Landrieu offers a bill to change 1099 provision
The U.S. Chamber of Commerce has supported a repeal of the 1099 requirement and said a Democratic approach would create more confusion.
“Chamber of Commerce, I know you’re watching, I’ve heard you,” Landrieu said.
Earlier today, the Senate voted against Democratic and Republican amendments that would make changes to the 1099 requirement in the healthcare law that would raise an estimated $17.1 billion in revenue to pay for it.
The Senate first voted, 46-52, on a Sen. Mike Johanns (R-Neb.) amendment that would have repealed the provision and paid for it by lowering the affordability exemption for the new individual mandate from 8 percent to 5 percent, making fewer people subject to the individual health insurance mandate. The amendment also proposed a $15 billion fund for wellness programs not be funded until 2018.
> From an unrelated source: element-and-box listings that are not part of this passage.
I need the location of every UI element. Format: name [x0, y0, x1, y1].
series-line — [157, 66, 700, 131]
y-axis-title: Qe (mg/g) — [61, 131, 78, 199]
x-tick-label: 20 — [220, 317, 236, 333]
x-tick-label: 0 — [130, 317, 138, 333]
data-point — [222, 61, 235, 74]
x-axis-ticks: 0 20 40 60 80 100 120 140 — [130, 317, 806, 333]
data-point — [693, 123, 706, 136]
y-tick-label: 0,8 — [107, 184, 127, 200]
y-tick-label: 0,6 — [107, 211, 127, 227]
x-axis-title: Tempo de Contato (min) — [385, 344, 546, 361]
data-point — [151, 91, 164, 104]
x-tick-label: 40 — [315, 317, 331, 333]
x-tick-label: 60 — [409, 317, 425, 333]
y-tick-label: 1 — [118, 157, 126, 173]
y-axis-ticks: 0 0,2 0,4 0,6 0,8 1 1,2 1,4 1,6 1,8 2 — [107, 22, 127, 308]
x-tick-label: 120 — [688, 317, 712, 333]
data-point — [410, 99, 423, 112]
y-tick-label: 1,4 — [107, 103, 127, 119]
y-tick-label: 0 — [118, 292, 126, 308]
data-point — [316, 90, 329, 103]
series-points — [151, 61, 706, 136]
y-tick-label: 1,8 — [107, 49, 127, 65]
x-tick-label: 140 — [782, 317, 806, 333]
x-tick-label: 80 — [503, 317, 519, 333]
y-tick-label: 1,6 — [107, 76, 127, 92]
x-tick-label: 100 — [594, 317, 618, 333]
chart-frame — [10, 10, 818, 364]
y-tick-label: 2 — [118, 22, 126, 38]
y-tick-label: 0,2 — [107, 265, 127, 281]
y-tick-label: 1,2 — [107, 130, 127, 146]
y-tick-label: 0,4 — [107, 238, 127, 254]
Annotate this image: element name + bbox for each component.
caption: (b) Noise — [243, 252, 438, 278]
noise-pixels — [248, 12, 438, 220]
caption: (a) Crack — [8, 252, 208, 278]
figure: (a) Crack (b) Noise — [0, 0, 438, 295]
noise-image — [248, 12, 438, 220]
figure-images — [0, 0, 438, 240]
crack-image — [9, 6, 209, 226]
The second vote, on a similar amendment by Sen. Bill Nelson (D-Fla.), also failed to gain the 60 votes needed to move forward, failing 56-42. Nelson’s provision would have changed the threshold from $600 to $5,000.
Nelson’s alternative was paid for by repealing tax cuts for the five largest oil companies, specifically, Section 199 of the tax code, which currently allows these corporations to deduct 6 percent of their income from oil-and-gas production from their tax liability, effective Dec. 31, 2010. This repeal would only apply to the five largest corporations with more than $1 billion of before-tax income.